Les experts de santé interrogés par Libération se montrent prudents, pour ne pas dire sceptiques, sur les chances que le Tour de France ait lieu. Mais refusent d’appeler à son annulation, comme l’avait fait leur consœur Devi Sridhar, le 15 avril, sur le site Cyclingnews. «La sagesse, c’est d’annuler cette année. […] Des milliers de personnes venues du monde entier, rassemblées en un même lieu, se déplaçant de ville en ville, peuvent constituer le canal par lequel le virus pourrait se propager. Cela pourrait mener à une catastrophe», alertait la professeure de santé publique mondiale à l’université d’Edimbourg, conseillère du gouvernement écossais dans la gestion de crise du coronavirus.

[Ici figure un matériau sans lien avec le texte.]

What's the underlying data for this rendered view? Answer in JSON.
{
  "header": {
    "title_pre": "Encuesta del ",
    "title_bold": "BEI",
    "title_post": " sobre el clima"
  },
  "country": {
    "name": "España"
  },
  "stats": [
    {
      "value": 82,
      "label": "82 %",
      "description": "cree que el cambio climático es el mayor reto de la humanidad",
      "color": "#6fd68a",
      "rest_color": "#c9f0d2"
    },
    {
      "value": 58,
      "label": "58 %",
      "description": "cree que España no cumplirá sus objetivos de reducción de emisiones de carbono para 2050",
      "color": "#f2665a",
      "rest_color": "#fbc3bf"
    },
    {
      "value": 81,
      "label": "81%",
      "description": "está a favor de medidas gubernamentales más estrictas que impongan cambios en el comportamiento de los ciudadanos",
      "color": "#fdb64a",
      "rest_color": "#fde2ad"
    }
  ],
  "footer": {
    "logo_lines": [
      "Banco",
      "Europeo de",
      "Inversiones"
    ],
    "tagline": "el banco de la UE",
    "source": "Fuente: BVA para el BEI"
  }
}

Que le virus perde de sa virulence

«Aucun modèle de prévision n’est fiable au-delà de trois semaines», rappelle William Dab, spécialiste de santé publique et ancien directeur général de la santé (2003-2005). Précisant que la survie du Tour de France dépend «du degré d’évolution de l’épidémie pendant la période estivale. L’hypothèse la plus favorable est que le virus perde en virulence». Amaury Sport Organisation et l’Elysée, qui ont conjointement décidé du report de l’épreuve dans un premier temps, ne tiennent pas le maintien du Tour de France en septembre comme ferme et acquis. «Le seuil à 5 000 peut s’arrêter début septembre comme durer au-delà, relève une source élyséenne citée par l’Equipe. Nous ne savons pas comment ça évoluera. Il se peut donc que le Tour doive s’adapter à ces seuils comme il est toujours possible qu’il soit annulé si la situation sanitaire l’impose, ASO a toujours été clair à ce sujet.»

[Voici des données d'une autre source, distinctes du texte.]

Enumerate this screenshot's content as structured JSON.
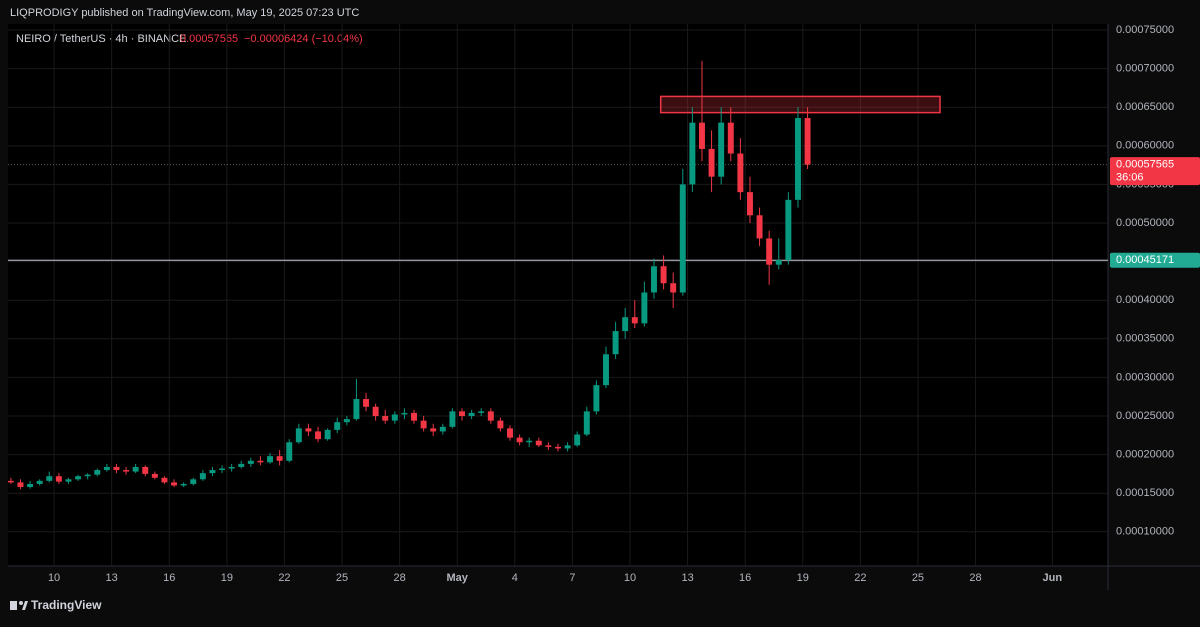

«Il faudra regarder la dynamique de l’épidémie en France et dans les régions traversées [le gouvernement envisage de classer les départements de rouge à vert selon le degré de contamination de la population et de limiter les déplacements entre les foyers d’infection majeurs, ndlr], la proportion estimée de personnes infectées dans la population générale à ce moment-là et les semaines précédentes», énumère Philippe Vanhems. Les «paramètres épidémiologiques» à surveiller comprennent aussi «l’analyse des mesures barrières qui seront préconisées, avec un bilan de ce qui a marché et moins bien marché antérieurement (gestion des contacts, impact des masques, etc.)» ou encore «le nombre de spectateurs estimés et la manière de canaliser les foules, une estimation du risque de réintroduction du virus avec des spectateurs étrangers provenant de pays voisins (Belgique, Pays-Bas…).»

Blocage européen

La persistance de la pandémie en septembre est la principale menace qui pèse sur le Tour de France 2020 mais ce n’est pas la seule. L’Union cycliste internationale, qui doit tenir de nouvelles réunions ce mercredi, peine en effet à reconstruire son calendrier d’épreuves face au blocage des différents gouvernements européens. Les coureurs cyclistes, qui seront de nouveau autorisés à s’entraîner sur route à partir du 4 mai en Espagne et Italie, du 11 mai en France, seront privés de compétitions préparatoires à la Grande Boucle pendant encore de longues semaines. Les championnats de France prévus le 23 août à Plumelec (Morbihan) devraient être annulés, entre autres. Et de nombreux pays, à l’image de la Belgique, prolongent l’interdiction d’épreuves sportives jusqu’au 1er septembre au moins.